We haven’t announced support acts, we simply really haven’t talked about it much. We spoke with the Metro and Tom Reed who runs it there was super cooperative, it was just, everything just fit perfectly for what we were looking for. We’ve never been a band that had production, I think we tried it for a second and it just wasn’t us. We’re just jeans, t-shirts, no backdrop and probably don’t even need a lighting guy.
The first show sold out in like six-and-a-half hours and so the second show goes on sale this Saturday, which is the day after tomorrow from when I’m speaking now. We’ll see how that does and there’s a big demand for tickets right now.
Star-studded lineups? I don’t know what you’re talking about. We’ve talked about making the Sunday show different and how we could make it different, so we’ve got a couple ideas on how to do that. We’ll mix up the set and maybe bring a couple of dudes out, we don’t know what is gonna happen quite yet for Sunday.
Support acts, like I said we’re trying to remember the Ruthie’s days, and The Old Stone and Omni days, those are legendary clubs back in the Bay Area, in the day in the ’80s and we’re gonna try to keep that vibe with these shows and try not to get so far up our ass that we forget what we’re doing.
The last Vio-lence album of original music came out in 1993. 26 years later, the show sold out in less than seven hours—what was your reaction to such a strong response?
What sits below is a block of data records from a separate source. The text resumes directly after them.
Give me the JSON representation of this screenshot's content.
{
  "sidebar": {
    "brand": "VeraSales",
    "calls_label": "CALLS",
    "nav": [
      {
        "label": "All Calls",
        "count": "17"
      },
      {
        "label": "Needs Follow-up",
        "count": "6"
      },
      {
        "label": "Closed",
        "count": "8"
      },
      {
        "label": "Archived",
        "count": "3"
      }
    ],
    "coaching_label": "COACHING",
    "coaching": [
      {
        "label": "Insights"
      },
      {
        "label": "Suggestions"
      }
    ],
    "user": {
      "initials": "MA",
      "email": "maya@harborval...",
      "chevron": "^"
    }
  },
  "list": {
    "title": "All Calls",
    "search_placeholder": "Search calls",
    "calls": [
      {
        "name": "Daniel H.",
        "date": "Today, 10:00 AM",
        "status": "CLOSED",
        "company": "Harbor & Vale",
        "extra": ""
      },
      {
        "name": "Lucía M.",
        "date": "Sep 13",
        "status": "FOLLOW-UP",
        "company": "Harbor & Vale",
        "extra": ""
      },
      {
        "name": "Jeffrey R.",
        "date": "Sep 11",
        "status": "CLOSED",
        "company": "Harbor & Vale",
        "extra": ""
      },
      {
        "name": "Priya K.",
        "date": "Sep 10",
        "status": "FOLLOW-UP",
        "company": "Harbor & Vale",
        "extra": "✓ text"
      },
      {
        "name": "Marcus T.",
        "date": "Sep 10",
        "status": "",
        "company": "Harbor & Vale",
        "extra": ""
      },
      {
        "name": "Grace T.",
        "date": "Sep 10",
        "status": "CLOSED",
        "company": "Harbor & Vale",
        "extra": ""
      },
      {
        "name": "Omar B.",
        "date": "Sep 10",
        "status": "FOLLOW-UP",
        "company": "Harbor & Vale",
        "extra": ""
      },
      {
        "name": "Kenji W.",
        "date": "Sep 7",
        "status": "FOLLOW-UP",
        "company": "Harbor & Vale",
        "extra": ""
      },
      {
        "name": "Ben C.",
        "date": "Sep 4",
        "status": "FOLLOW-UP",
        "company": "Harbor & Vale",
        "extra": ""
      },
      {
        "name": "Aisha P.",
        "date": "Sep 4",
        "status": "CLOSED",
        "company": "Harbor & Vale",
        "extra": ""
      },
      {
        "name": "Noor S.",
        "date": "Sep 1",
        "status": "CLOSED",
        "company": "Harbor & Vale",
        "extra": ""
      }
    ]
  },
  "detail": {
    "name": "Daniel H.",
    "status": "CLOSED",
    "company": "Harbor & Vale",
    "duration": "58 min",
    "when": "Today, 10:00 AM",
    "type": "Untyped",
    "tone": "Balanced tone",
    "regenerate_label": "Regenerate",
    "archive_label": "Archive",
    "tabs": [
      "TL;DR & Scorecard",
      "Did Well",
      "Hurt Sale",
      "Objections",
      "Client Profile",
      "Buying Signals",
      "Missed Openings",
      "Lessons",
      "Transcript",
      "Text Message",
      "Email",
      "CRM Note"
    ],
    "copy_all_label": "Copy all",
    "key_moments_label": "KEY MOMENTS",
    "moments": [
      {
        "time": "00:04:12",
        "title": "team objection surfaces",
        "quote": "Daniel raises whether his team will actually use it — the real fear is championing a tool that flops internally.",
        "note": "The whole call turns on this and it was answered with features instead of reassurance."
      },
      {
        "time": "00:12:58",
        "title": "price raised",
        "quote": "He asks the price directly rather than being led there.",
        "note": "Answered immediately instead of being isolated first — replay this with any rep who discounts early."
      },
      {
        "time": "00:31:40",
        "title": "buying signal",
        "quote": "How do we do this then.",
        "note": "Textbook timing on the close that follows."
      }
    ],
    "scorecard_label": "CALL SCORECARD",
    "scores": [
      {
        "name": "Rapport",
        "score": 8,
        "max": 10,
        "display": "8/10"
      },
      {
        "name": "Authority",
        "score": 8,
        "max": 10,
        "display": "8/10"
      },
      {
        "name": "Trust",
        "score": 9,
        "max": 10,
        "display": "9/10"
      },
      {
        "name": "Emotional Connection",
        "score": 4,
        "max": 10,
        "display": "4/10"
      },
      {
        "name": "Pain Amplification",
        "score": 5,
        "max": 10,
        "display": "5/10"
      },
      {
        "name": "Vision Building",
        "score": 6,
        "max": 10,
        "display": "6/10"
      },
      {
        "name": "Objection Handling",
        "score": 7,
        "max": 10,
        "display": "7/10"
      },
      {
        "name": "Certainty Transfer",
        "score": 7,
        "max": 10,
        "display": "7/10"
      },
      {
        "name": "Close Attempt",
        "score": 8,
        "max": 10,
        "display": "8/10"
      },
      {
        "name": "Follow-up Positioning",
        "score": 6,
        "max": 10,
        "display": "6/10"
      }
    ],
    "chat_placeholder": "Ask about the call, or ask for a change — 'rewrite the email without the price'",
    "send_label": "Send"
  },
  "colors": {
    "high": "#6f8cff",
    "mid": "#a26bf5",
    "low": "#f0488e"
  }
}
The last recorded Vio-lence studio album was in 1993, like you mentioned. It’s pretty amazing, the show selling out. I was pretty shocked. Sean was just like, “I knew it!” and a couple of dudes are like, “Oh, shit! We gotta practice!” [laughs]
And then when it sold out so fast, it was pretty exciting. The guy from the Metro kinda called me, said “This thing’s gonna go clean here real soon,” so I asked him about the night before which would be the Friday and he said no, but he saw the Sunday was open, so I remember looking at the calendar before when I was booking this and saw that Palm Sunday was the next day, so I just had this thought of the Palm Sunday Massacre or something silly like that, we could do some shirts or old-school flyer, Summerslam with Suicidal and Exodus, just coming up with a title like that. And then the Sunday, thought about just doing an early show, that way if people are coming in from out of town, they could maybe catch both shows and still make a flight that night, just kinda make it a Vio-lence weekend and make it easy.
We were all super stoked and some of us are super sweating [laughs] having to play two shows in a row. This is super exciting for us 50 year olds.